In response to those conditions, Rwanda has invested in radio stations, laid fiber optic cables, added TV stations, and most significantly, the Rwandan Education Board added a drama requirement to the national curriculum to increase citizen’s communication skills and provide a forum for dialogue about the future of the country. In 2010, KIE initiated a drama specialization for its teachers-in-training, but the country had no qualified teachers in drama or theater practice. Through a series of fortuitous connections, KIE and MAAT found one another, launching the beginning of their remarkable partnership. This year, the students who were freshman in 2010 are graduating and will become the nation’s first cohort of drama teachers. Green’s agenda this summer was to research, to observe and document the project, interview KIE students, faculty, and administrators, to begin a critical assessment of the collaboration so far.

Each year, during their two-week residency, MAAT faculty and graduate students teach created and perform two plays. Even though Rwanda doesn’t have a tradition of drama, they do have an extensive tradition of music and dance, which Green described as, “very graceful, with complex harmonies and fluid movements” that refer to the culture’s rich agricultural tradition. “In fact, one of the great pleasures of the trip was the way the KIE students sang and danced together often and as naturally as walking. Part of the learning experience for both the CUNY and KIE students included an afternoon of cultural exchange in which they taught one another songs and dances from their own countries. Rwandan songs and dances were incorporated into this year’s plays as well.

Green explained that many of the KIE students were alive during the genocide and had lost their families and have witnessed horrible violence. They are eager to help rebuild their country and create a brighter future for their own generation.

“The hunger of these students and the way they drank it all in, and how they gave themselves so freely was amazing. “While on the surface, it looks like everything is great, but there is still a lot of pain Rwanda has few marketable natural resources, so they are investing in their people. They are making education the priority, which is brilliant, but underneath all that entrepreneurial spirit there is this wounded people.

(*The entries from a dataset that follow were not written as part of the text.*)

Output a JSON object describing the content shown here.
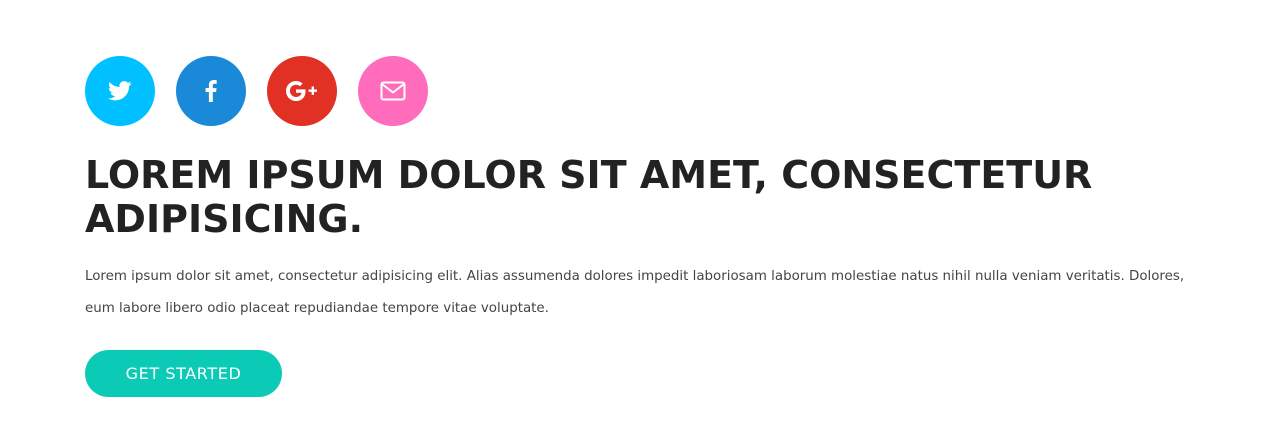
{
  "social": {
    "buttons": [
      {
        "name": "twitter",
        "icon": "twitter-icon",
        "color": "#00c0ff"
      },
      {
        "name": "facebook",
        "icon": "facebook-icon",
        "color": "#1a8ad8"
      },
      {
        "name": "google-plus",
        "icon": "google-plus-icon",
        "color": "#e03124"
      },
      {
        "name": "email",
        "icon": "envelope-icon",
        "color": "#ff6cbb"
      }
    ]
  },
  "hero": {
    "title": "LOREM IPSUM DOLOR SIT AMET, CONSECTETUR ADIPISICING.",
    "body": "Lorem ipsum dolor sit amet, consectetur adipisicing elit. Alias assumenda dolores impedit laboriosam laborum molestiae natus nihil nulla veniam veritatis. Dolores, eum labore libero odio placeat repudiandae tempore vitae voluptate.",
    "cta_label": "GET STARTED",
    "cta_color": "#0ccbb6"
  }
}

“I was really impressed at how easily and deeply the Rwandan students translated issues in their own world into these forms. It was amazing to see, how with relatively little training, two weeks here two weeks there, they are able to embrace the techniques and make them their own. Their enthusiasm and willingness to try new challenges and deal with difficult themes was a moving tribute to the strength of the human spirit. These young people are so positive. They are totally committed to the idea that they can and will make a new and better society,” said Green. “It will be fascinating to see what role interactive applied theater can play in realizing and maintaining that dream.”